Application 17/093,439 is a continuation of application No. 16/826,075, filed on Mar. 20, 2020, granted, now 10,831,862.
Application 16/826,075 is a continuation of application No. 15/983,047, filed on May 17, 2018, granted, now 10,621,269, issued on Apr. 14, 2020.
Claims priority of provisional application 62/507,748, filed on May 17, 2017.
Prior Publication US 2021/0124795 A1, Apr. 29, 2021
This patent is subject to a terminal disclaimer.
Int. Cl. G06F 17/16 (2006.01); G06F 7/483 (2006.01); G06F 7/487 (2006.01); G06F 9/30 (2018.01); G06N 3/02 (2006.01); G06N 3/048 (2023.01); G06N 3/063 (2023.01)

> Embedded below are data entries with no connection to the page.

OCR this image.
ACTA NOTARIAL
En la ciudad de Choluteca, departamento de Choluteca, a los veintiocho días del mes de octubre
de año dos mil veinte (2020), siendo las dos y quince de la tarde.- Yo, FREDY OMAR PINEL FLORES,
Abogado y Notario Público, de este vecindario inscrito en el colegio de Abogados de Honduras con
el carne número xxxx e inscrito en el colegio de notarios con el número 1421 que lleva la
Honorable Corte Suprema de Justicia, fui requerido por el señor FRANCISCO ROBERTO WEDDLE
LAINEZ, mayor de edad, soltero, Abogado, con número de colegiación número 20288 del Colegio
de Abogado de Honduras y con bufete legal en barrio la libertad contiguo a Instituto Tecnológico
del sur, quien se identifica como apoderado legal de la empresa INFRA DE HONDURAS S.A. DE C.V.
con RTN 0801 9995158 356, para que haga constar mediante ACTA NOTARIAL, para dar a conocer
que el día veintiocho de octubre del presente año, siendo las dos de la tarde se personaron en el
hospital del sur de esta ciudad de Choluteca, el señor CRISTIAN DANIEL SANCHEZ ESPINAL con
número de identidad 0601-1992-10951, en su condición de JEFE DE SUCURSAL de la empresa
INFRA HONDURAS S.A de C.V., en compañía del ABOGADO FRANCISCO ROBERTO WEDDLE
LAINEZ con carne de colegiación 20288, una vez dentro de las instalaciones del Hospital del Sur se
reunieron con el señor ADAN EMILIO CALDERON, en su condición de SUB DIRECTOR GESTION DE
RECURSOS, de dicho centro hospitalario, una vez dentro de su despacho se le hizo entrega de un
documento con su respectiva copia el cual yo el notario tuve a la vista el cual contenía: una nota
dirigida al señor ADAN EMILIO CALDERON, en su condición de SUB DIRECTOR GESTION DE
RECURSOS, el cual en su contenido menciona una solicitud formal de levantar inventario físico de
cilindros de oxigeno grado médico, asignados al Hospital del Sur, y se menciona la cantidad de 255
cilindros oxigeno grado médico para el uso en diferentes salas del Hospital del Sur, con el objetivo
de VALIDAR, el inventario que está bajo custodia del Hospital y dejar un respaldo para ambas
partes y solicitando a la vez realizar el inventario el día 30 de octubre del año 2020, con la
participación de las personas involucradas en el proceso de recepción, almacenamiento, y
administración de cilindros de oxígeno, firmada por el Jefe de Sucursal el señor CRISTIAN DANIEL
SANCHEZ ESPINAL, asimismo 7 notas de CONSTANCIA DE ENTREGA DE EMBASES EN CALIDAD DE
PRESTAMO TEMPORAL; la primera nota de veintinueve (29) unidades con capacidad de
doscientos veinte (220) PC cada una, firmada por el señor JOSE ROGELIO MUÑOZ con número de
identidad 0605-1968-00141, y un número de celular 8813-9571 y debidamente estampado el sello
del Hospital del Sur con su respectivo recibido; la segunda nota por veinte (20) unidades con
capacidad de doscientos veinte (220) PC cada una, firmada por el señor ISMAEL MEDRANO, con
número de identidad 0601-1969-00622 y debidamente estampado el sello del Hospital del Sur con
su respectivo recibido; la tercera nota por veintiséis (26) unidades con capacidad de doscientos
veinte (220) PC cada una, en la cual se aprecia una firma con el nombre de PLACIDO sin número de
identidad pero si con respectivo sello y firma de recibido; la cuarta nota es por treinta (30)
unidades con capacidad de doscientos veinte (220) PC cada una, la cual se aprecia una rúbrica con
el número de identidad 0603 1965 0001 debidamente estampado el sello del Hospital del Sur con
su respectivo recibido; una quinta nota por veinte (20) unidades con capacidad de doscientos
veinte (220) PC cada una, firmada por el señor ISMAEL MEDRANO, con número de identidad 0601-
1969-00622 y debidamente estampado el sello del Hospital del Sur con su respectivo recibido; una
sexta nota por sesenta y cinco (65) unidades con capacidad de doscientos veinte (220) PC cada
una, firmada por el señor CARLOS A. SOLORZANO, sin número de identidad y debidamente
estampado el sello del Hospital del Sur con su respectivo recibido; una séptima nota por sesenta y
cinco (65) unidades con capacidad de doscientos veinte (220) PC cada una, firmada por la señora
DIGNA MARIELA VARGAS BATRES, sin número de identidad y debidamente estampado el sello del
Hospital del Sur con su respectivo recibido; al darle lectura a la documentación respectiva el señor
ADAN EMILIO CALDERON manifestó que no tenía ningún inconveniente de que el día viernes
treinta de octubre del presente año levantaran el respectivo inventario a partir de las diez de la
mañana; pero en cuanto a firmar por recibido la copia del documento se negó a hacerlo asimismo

CPC G06F 17/16 (2013.01) [G06F 7/483 (2013.01); G06F 7/4876 (2013.01); G06F 9/30014 (2013.01); G06N 3/02 (2013.01); G06N 3/048 (2023.01); G06N 3/063 (2013.01)] 21 Claims
OG exemplary drawing
 
1. A method of performing a matrix multiplication using a hardware circuit, the method comprising:
obtaining, by a matrix computation unit of the hardware circuit, an activation input value and a weight input value, the activation input value and the weight input value each having a first floating point format, wherein the hardware circuit is configured to perform computations for a neural network having a plurality of layers, wherein the activation input value and the weight input value are associated with a layer of the plurality of layers;
wherein the first floating point format is a 16-bit format, comprising: one available bit for a sign, eight available bits for an exponent, and seven available bits for a significand to represent a floating point in the first floating point format;
multiplying, by a multiplication circuitry of the matrix computation unit, the activation input value and the weight input value to generate a product value, the product value having a second floating point format, wherein the second floating point format is different from and has a higher precision than the first floating point format;
obtaining, by the matrix computation unit, a partial sum value in a third floating point format, wherein the third floating point format is different from the first floating point format and the second floating point format and has a higher precision than the first floating point format; and
combining, by a summation circuitry of the hardware circuit, at least the partial sum value and the product value to generate an updated partial sum value that has the third floating point format.